Downloading a subset of sequences from the NCBI nucleotide database
2
0
Entering edit mode
3 months ago
jess_palmer ▴ 10

Hello,

I want to make a local BLAST database which only contains Neisseria sequences. I've been looking at the BLAST+ manual but I'm still a bit confused how to use the blastdb_aliastool to get what I want. Is there a way to make a blastdb from all nucleotide sequences with a specific taxid?

ncbi blast • 326 views
1
Entering edit mode
3 months ago

absolutely.

Download the sequences your want in fasta file and build a blast DB from them.

(building blast DBs is done with the makeblastdb from the blast+ package )

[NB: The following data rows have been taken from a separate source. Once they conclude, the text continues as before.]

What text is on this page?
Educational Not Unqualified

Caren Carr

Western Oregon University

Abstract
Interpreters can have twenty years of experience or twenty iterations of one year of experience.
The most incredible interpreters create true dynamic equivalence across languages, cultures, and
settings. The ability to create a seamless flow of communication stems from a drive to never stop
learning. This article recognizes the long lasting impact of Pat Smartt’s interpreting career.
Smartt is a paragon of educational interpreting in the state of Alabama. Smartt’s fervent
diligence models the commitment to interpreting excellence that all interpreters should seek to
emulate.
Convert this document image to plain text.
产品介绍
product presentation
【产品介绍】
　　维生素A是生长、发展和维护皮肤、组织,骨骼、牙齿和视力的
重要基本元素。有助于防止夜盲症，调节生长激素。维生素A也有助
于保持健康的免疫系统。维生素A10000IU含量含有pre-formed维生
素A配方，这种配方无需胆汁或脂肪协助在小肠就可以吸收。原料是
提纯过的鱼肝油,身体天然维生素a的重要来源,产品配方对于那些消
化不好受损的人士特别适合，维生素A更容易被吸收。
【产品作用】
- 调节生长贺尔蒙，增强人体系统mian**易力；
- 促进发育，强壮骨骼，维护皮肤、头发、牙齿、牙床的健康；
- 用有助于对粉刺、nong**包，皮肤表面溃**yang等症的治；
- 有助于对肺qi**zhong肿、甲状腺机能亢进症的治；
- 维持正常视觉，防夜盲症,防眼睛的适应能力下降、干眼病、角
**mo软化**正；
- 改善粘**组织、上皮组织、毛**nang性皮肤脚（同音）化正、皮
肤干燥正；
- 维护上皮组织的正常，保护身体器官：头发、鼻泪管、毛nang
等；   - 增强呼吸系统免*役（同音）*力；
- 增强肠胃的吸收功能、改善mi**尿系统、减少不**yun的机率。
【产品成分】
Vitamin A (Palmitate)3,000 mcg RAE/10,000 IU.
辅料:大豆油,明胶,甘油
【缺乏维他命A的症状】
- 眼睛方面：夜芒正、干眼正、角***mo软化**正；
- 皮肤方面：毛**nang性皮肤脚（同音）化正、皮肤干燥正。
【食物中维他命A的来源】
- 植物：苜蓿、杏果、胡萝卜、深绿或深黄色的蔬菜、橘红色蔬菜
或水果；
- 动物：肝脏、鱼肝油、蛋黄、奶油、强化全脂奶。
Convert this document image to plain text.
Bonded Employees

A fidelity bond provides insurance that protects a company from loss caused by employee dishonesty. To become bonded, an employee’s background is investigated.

with the newest blast version (v5) it is also possible to subset your results for a certain taxonomy in stead of re-building a database.

1
Entering edit mode
3 months ago
GenoMax 115k

You have a couple of options.

1. Download all Neisseria genome sequences and build a local database. e.g. How to download all Pseudomonas aeruginosa Genomes from NCBI Genomes database? (you will change this to species you want)
2. Use the "taxID" restriction option available with blast+ to restrict your searches (from any standard NCBI pre-formatted database) to just that ID.
0
Entering edit mode

Hi,

Thank you for your response.

The problem with this is that I don't just want Neisseria genomes, I actually want all Neisseria 16S rRNA gene sequences (I should have mentioned this before, sorry!). I thought I could make a db of all Neisseria sequences and then extract the 16S rRNA genes but I suppose that ideally I would instead like to search with a query of my 16S rRNA and filter so that only Neiserria hits are returned and then I'd like to download an alignment of all hits so that I then have a db of just the 16S rRNA genes.

1
Entering edit mode

Since NCBI genomes may be at various levels of completeness your chances of finding annotated 16S rRNA gene sequences are variable. You may find them in some genomes while in others no. So your suggestion of searching those genomes (may best be done locally) with an appropriate 16S rRNA sequence and then extracting relevant sequences to create your multiple-sequence alignment would be the way forward.

Otherwise use web blast and see if you can limit your search there by taxID and perhaps an additional entrez query for 16S genes.